Here and there, the penny is dropping - the world has drifted into unreality, and people are concerned to know what it will take to come back to our senses.
“I’ve become increasingly convinced that it is the growing immaterialism of modern society that is generating many of our most destructive political impulses and divisions. As we increasingly move into a digital virtual world, we create an immaterial environment where the abstract starts to seem more real than reality. In the past, our frequent engagement with the materiality of work and play had served to bring us back ‘down to earth’ where our shared human commonalities might bridge political divides. But now our identities are increasingly whatever we wish to pretend they are, and politics has become just another spectator sport that we play on the Internet. This, I would suggest, is the logical outcome of the post- modern cultural turn: an environment where immaterial ideas are everything and material reality is largely irrelevant.

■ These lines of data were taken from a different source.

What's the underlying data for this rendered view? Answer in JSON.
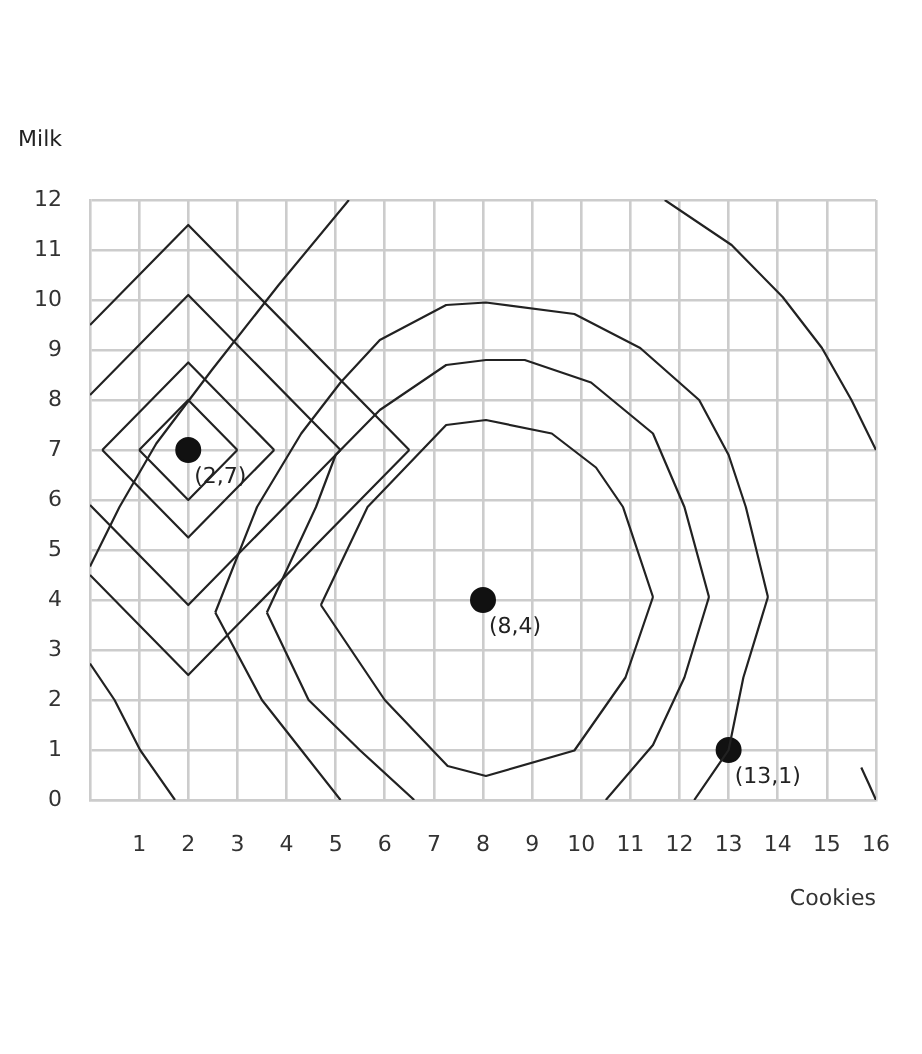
{
  "chart_data": {
    "type": "line",
    "xlabel": "Cookies",
    "ylabel": "Milk",
    "xlim": [
      0,
      16
    ],
    "xticks": [
      1,
      2,
      3,
      4,
      5,
      6,
      7,
      8,
      9,
      10,
      11,
      12,
      13,
      14,
      15,
      16
    ],
    "ylim": [
      0,
      12
    ],
    "yticks": [
      0,
      1,
      2,
      3,
      4,
      5,
      6,
      7,
      8,
      9,
      10,
      11,
      12
    ],
    "grid": true,
    "series": [
      {
        "type": "line",
        "marker": "none",
        "color": "#222222",
        "x": [
          1,
          2,
          3
        ],
        "values": [
          7,
          8,
          7
        ]
      },
      {
        "type": "line",
        "marker": "none",
        "color": "#222222",
        "x": [
          1,
          2,
          3
        ],
        "values": [
          7,
          6,
          7
        ]
      },
      {
        "type": "line",
        "marker": "none",
        "color": "#222222",
        "x": [
          0.25,
          2,
          3.75
        ],
        "values": [
          7,
          8.75,
          7
        ]
      },
      {
        "type": "line",
        "marker": "none",
        "color": "#222222",
        "x": [
          0.25,
          2,
          3.75
        ],
        "values": [
          7,
          5.25,
          7
        ]
      },
      {
        "type": "line",
        "marker": "none",
        "color": "#222222",
        "x": [
          0,
          2,
          5.1
        ],
        "values": [
          8.1,
          10.1,
          7
        ]
      },
      {
        "type": "line",
        "marker": "none",
        "color": "#222222",
        "x": [
          0,
          2,
          5.1
        ],
        "values": [
          5.9,
          3.9,
          7
        ]
      },
      {
        "type": "line",
        "marker": "none",
        "color": "#222222",
        "x": [
          0,
          2,
          6.5
        ],
        "values": [
          9.5,
          11.5,
          7
        ]
      },
      {
        "type": "line",
        "marker": "none",
        "color": "#222222",
        "x": [
          0,
          2,
          6.5
        ],
        "values": [
          4.5,
          2.5,
          7
        ]
      },
      {
        "type": "line",
        "marker": "none",
        "color": "#222222",
        "x": [
          4.7,
          5.65,
          7.25,
          8.06,
          9.4,
          10.3,
          10.85,
          11.46
        ],
        "values": [
          3.9,
          5.86,
          7.5,
          7.6,
          7.33,
          6.65,
          5.86,
          4.06
        ]
      },
      {
        "type": "line",
        "marker": "none",
        "color": "#222222",
        "x": [
          4.7,
          6.0,
          7.28,
          8.06,
          9.86,
          10.9,
          11.46
        ],
        "values": [
          3.9,
          2.0,
          0.68,
          0.48,
          0.99,
          2.45,
          4.06
        ]
      },
      {
        "type": "line",
        "marker": "none",
        "color": "#222222",
        "x": [
          3.6,
          4.6,
          5.0,
          5.9,
          7.25,
          8.06,
          8.85,
          10.2,
          11.46,
          12.1,
          12.6
        ],
        "values": [
          3.75,
          5.86,
          6.9,
          7.8,
          8.7,
          8.8,
          8.8,
          8.35,
          7.33,
          5.86,
          4.06
        ]
      },
      {
        "type": "line",
        "marker": "none",
        "color": "#222222",
        "x": [
          3.6,
          4.45,
          5.5,
          6.6
        ],
        "values": [
          3.75,
          2.0,
          0.99,
          0
        ]
      },
      {
        "type": "line",
        "marker": "none",
        "color": "#222222",
        "x": [
          10.5,
          11.46,
          12.1,
          12.6
        ],
        "values": [
          0,
          1.1,
          2.45,
          4.06
        ]
      },
      {
        "type": "line",
        "marker": "none",
        "color": "#222222",
        "x": [
          2.55,
          3.4,
          4.3,
          5.1,
          5.9,
          7.25,
          8.06,
          9.86,
          11.2,
          12.4,
          13.0,
          13.35,
          13.8
        ],
        "values": [
          3.75,
          5.86,
          7.33,
          8.35,
          9.2,
          9.9,
          9.95,
          9.72,
          9.04,
          8.0,
          6.9,
          5.86,
          4.06
        ]
      },
      {
        "type": "line",
        "marker": "none",
        "color": "#222222",
        "x": [
          2.55,
          3.5,
          4.3,
          5.1
        ],
        "values": [
          3.75,
          2.0,
          1.0,
          0
        ]
      },
      {
        "type": "line",
        "marker": "none",
        "color": "#222222",
        "x": [
          12.3,
          13,
          13.3,
          13.8
        ],
        "values": [
          0,
          1,
          2.45,
          4.06
        ]
      },
      {
        "type": "line",
        "marker": "none",
        "color": "#222222",
        "x": [
          11.7,
          13.06,
          14.1,
          14.9,
          15.5,
          16
        ],
        "values": [
          12,
          11.1,
          10.06,
          9.04,
          8.0,
          7
        ]
      },
      {
        "type": "line",
        "marker": "none",
        "color": "#222222",
        "x": [
          0,
          0.6,
          1.35,
          2.48,
          3.84,
          5.27
        ],
        "values": [
          4.67,
          5.86,
          7.13,
          8.6,
          10.3,
          12
        ]
      },
      {
        "type": "line",
        "marker": "none",
        "color": "#222222",
        "x": [
          0,
          0.5,
          1.02,
          1.73
        ],
        "values": [
          2.73,
          2.0,
          1.0,
          0
        ]
      },
      {
        "type": "line",
        "marker": "none",
        "color": "#222222",
        "x": [
          15.7,
          15.85,
          16
        ],
        "values": [
          0.65,
          0.33,
          0
        ]
      },
      {
        "type": "scatter",
        "marker": "circle",
        "color": "#111111",
        "x": [
          2,
          8,
          13
        ],
        "values": [
          7,
          4,
          1
        ]
      }
    ],
    "annotations": [
      {
        "text": "(2,7)",
        "x": 2,
        "y": 7
      },
      {
        "text": "(8,4)",
        "x": 8,
        "y": 4
      },
      {
        "text": "(13,1)",
        "x": 13,
        "y": 1
      }
    ]
  }
}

Any politics that does not recognise and counter this growing immateriality is, I believe, unlikely to succeed in changing much of anything in the real World.”
Timothy J. LeCain, Neo-Materialism, Human Evolution, and the Future of Environmental History
I've been arguing this this very thing since the late 1980s, and I'm still urging leftists to come out of the linguistic and cultural turn and return to the reality of material relations and social connection. Something very striking about the electronic media mob of supposed radicals and revolutionaries is just how safe, tame, predictable, conformist, and beside the point they are. For all their relentless activism, they will change nothing of substance and inflict plenty that will stand in need of correction. People need to come back to their senses, because they are miles off at present.
The seeds that were sown in the 1980s are now being reaped, and it is a bitter harvest for conservatives and socialists alike. The anti-realism, constructivism, and linguistic turn of poststructuralism and postmodernism proceeded in lockstep with economic neoliberalism, the globalisation of economic relations, the transnational corporatisation of social and public life, and the hyperreality of the ICT revolution, in both economic and cultural terms.
The privatisation strategies of the 1980s ensured the corporatisation of public business. The liberalisation of economic activity was also the globalisation of economic relations, facilitated by the hyperreality of the ICT revolution. I detailed it all in my economics masters thesis of 1995. Conservatives and socialists fought a phoney war between free-markets and government regulation, private and public ownership, but all along it was the corporate form that was being extended. And electronic media was key to the whole process, rendering whole areas of socio-economic life, not to mention production and place, fluid and malleable. It stands to reason that that plasticity came to be extended to culture.
What is called 'Left' now is a cultural Left that has supplanted the old Social Left rooted in class, material relations, production, place, geography, organic cultures, and communities of character and practice. Which is to say that it is not Left at all, merely the 'progressive' wing of the new phase of capitalist development, involving abstraction, an attempt at remote control 'from above' (institutional regulation and imposition) and 'from without' (systemic imperatives arising from the accumulative dynamic). The cultural Left morphs very easily into a Corporate Left. When corporations are advancing your cause you can be sure that you are not part of the revolution. At present, politics is dominated by a cultural neo-liberalism and an economic neo-liberalism as two wings of the same corporate bird. A techno-feudalism under the corporate form is in the process of emerging, and activists and ideologues of all kinds are engaging in fighting the wrong fights.
And the people who identify as and who are identified as Left are anything but - they are in on the game, and succeeding very well at it. But if you think an egalitarian and democratic social order and economic life lies at the end of their victories you are deluded. They attack old aristocracies for one reason only - they see themselves and their kind as members of the new aristocracies. Rousseau saw the same process at work in the midst of the Enlightenment, Tocqueville saw the emergence of financial and manufacturing aristocracies in the midst of the industrialisation of the nineteenth century, and we can see the same thing at work in the mediated world of today.
I would just put the terms a little differently to this paper. Plenty is immaterial and intangible.
The slenderest knowledge of the highest things is more valuable than the most certain knowledge of more immediate and tangible things. Discuss.